On the contrary the Calvinism looks at man as totally depraved, inability to choose what is good. The very nature of man is corrupted and there is nothing in man that pleases God. Whatever man does, and thinks is always against the will of God. This does not mean that man can not choose to do good things in their lives, community, environment and plan but whatever good things that man chooses it is according to human standard of selfish merits because “man’s nature is corrupt, perverse, and sinful throughout. . . . The corruption extends to every part of man, his body, soul; sin has affected all (the totality) of man’s faculties – his mind, his will etc.” Often man does something good with selfish motives (cf. Jer. 17:9). By nature man cannot do anything good spiritually according to the standard of God’s perfect merits. The apostle Paul quoted Psalms 14 and 53 when he wrote, “there is none righteous, no, not one: there is none that understandeth, there is none that seeketh after God. They are all gone out of the way, they are together become unprofitable: there is none that doeth good, no, not one. . . . there is no fear of God before their eyes” (Rom. 3:10-18).

The question is raised, what has happened to human kind that man cannot choose anything good except for his own selfish purpose and glory?
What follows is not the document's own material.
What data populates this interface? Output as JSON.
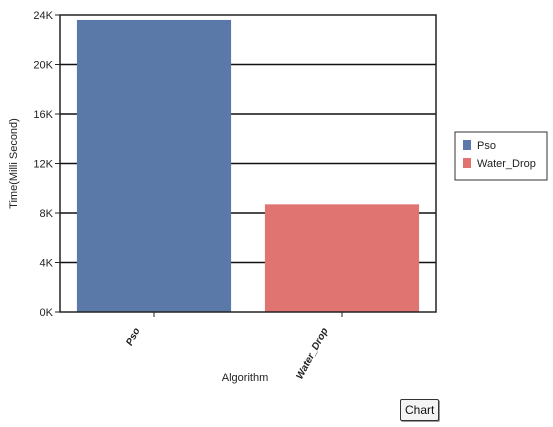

The answer is found in the first book of the Bible. When God created Adam and Eve, they were perfect and sinless and having a free will to choose good or evil, yet they were not having eternal life. Being the first parents of human being, Adam and Eve, were the representative of all human being. In order for them to have eternal life, they were placed under a test in the Garden of Eden. The test was that God placed two special trees in the Garden of Eden, the tree of life and the tree of the knowledge and (Gen. 2:8). And the Lord commanded, “Of every tree of the garden thou mayest freely eat: But of the tree of the knowledge of good and evil, thou shalt not eat of it: for in the day that thou eatest thereof thou shalt surely die” (Gen. 2:16-17). Adam had a free will to choose to follow God’s commandment or to disobey God. The Bible said that Adam chose to disobey God by partaking of the forbidden fruit (Gen. 3:1-7). This was the beginning of the corruption of human nature because from this time onwards man became sinful and separated from God. Man is totally depraved and whatever man does is sinful before God. Sinfulness has become the very nature and character of man because of the fall of Adam. Sin was passed from Adam to his children and from his children to the next generation and so on.
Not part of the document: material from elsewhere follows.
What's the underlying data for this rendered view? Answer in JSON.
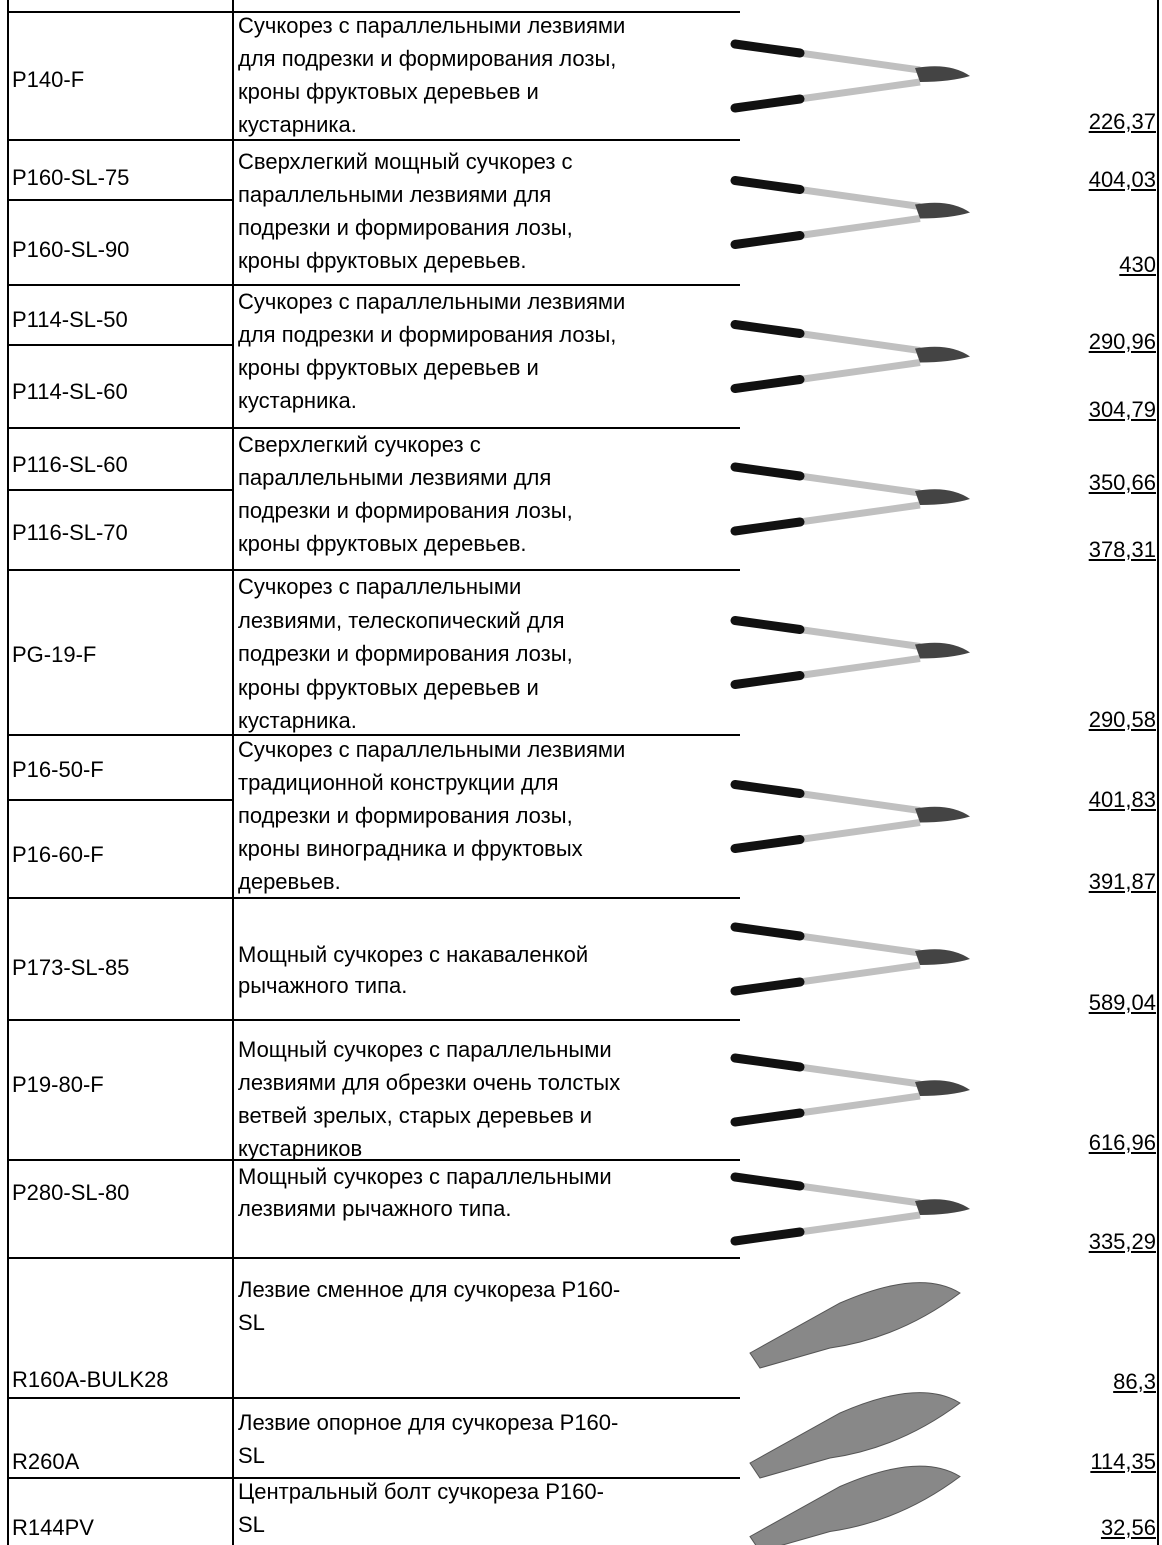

Because of the corruption of human nature, man cannot do anything good in order to save his own life because “the natural man is enslaved to sin; he is a child of Satan, rebellious toward God, blind to truth, corrupt, and unable to save himself or to prepare himself for salvation.” The desire of natural man is to do evil and to please his own lusty flesh and ambitions. Man does not have a free will anymore. By nature man is enslaved to do evil. For that reason in order for man to obtain salvation, man needs the grace of God. As Paul said, “For by grace are ye saved through faith: and that not of yourselves: it is the gift of God” (Eph 2:8). In another occasion Paul also said, “Not by works of righteousness which we have done, but according to his mercy he saved us, by the washing of regeneration, and renewing of the Holy Ghost” (Tit. 3:5). This was the basis of Calvinism to say that “Faith is not something man contributes to salvation but is itself a part of God’s gift of salvation – it is God’s gift to the sinner, not the sinner’s gift to God.” But the Arminianism on the other hand said, “The lost sinner needs the Spirit’s assistance, but he does not have to be regenerated by the Spirit before he can believe, for faith is the sinner’s gift to God; it is man’s contribution to salvation.” This first point of Calvinism is the most important point of the five points because the rest of the points are subordinate to this point.